Patient education is a core component of safe care
Kamau-Mitchell’s research shows that we cannot afford to cut corners when it comes to patient education. Deprioritising patient education represents a failure to keep patients safe. The evidence is there for all to see; properly educated patients are more satisfied, less anxious, have better outcomes and know what the warning signs are if anything goes wrong.
We want to make patients feel safe when they have surgery.
This isn’t just about having the right person with the right expertise providing their care, it’s also about them being prepared and knowing what to expect.
Patient education plays such an important part in this and so it is our duty to both get it right in terms of its content but also make sure it’s shared in a timely and accessible manner.
Making consent a meaningful process, not a formality
Accountability is key here – consent must be treated as a defined and prioritised part of the care pathway, supported by leadership and embedded in organisational processes. There is plenty of good-quality information and well-informed healthcare professionals able to deliver the information but if they are not given the time and resources to deliver it, the issue of poor consenting processes will persist.

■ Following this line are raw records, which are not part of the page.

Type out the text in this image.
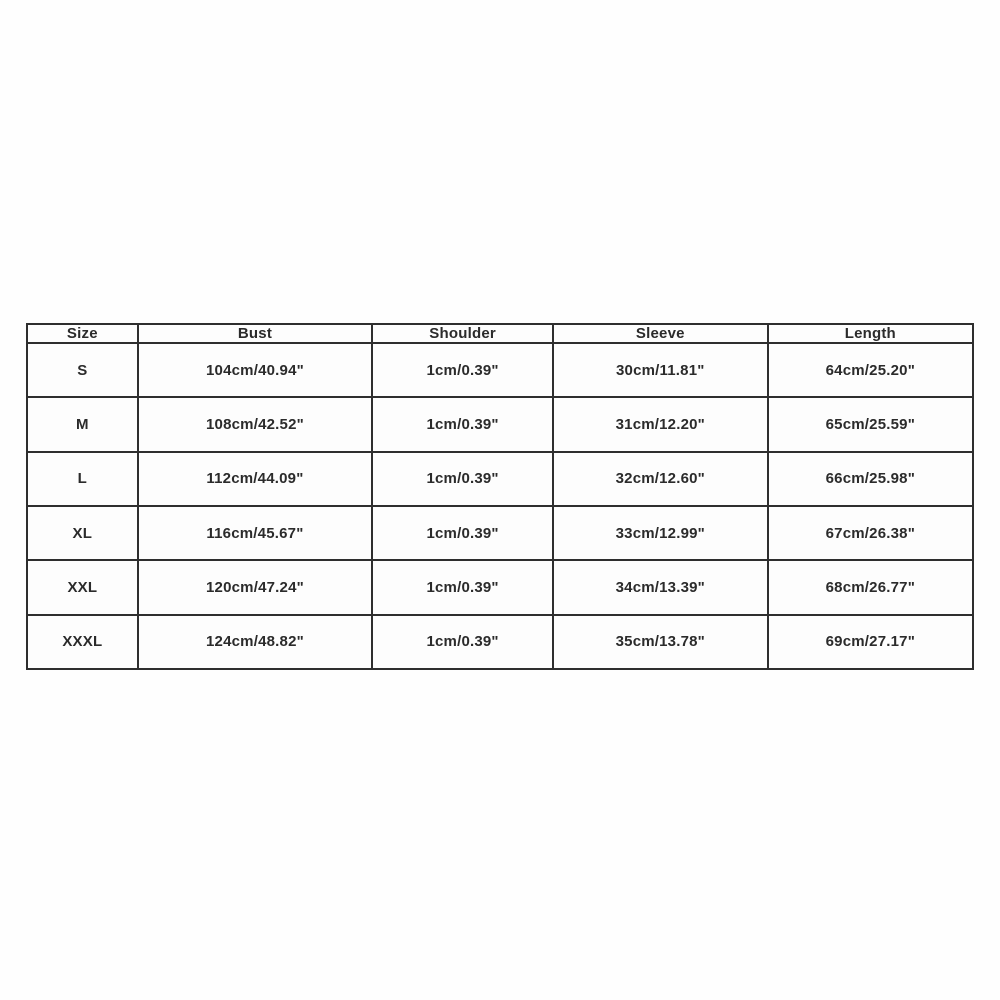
Size	Bust	Shoulder	Sleeve	Length
S	104cm/40.94"	1cm/0.39"	30cm/11.81"	64cm/25.20"
M	108cm/42.52"	1cm/0.39"	31cm/12.20"	65cm/25.59"
L	112cm/44.09"	1cm/0.39"	32cm/12.60"	66cm/25.98"
XL	116cm/45.67"	1cm/0.39"	33cm/12.99"	67cm/26.38"
XXL	120cm/47.24"	1cm/0.39"	34cm/13.39"	68cm/26.77"
XXXL	124cm/48.82"	1cm/0.39"	35cm/13.78"	69cm/27.17"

It is the duty of clinical and safety leadership to ensure good patient education is prioritised and promoted so it becomes a part of the culture of their organisation.
Failing to prioritise patient education is a preventable patient safety risk and should be treated as such. Kamau-Mitchell’s study findings must be considered by any healthcare providers when it comes to how they much time and effort they put into providing education for their patients. If they don’t, they put their patients at risk of poor experience, poor outcomes and uninformed consent.
Reference
[1] C. Kamau-Mitchell, “Benefits of patient education in surgery,” The Surgeon, pp. 162-166, 2025.
About the Author
Julie is Content Director of EIDO Patient Information at Radar Healthcare. She oversees a library of leaflets used to support patients in making informed decisions about their care, with a focus on medical procedures and operations. She is a healthcare editor by background and previously worked at MA Healthcare as Editorial Director. Julie is also a member of the PIF TICK steering group.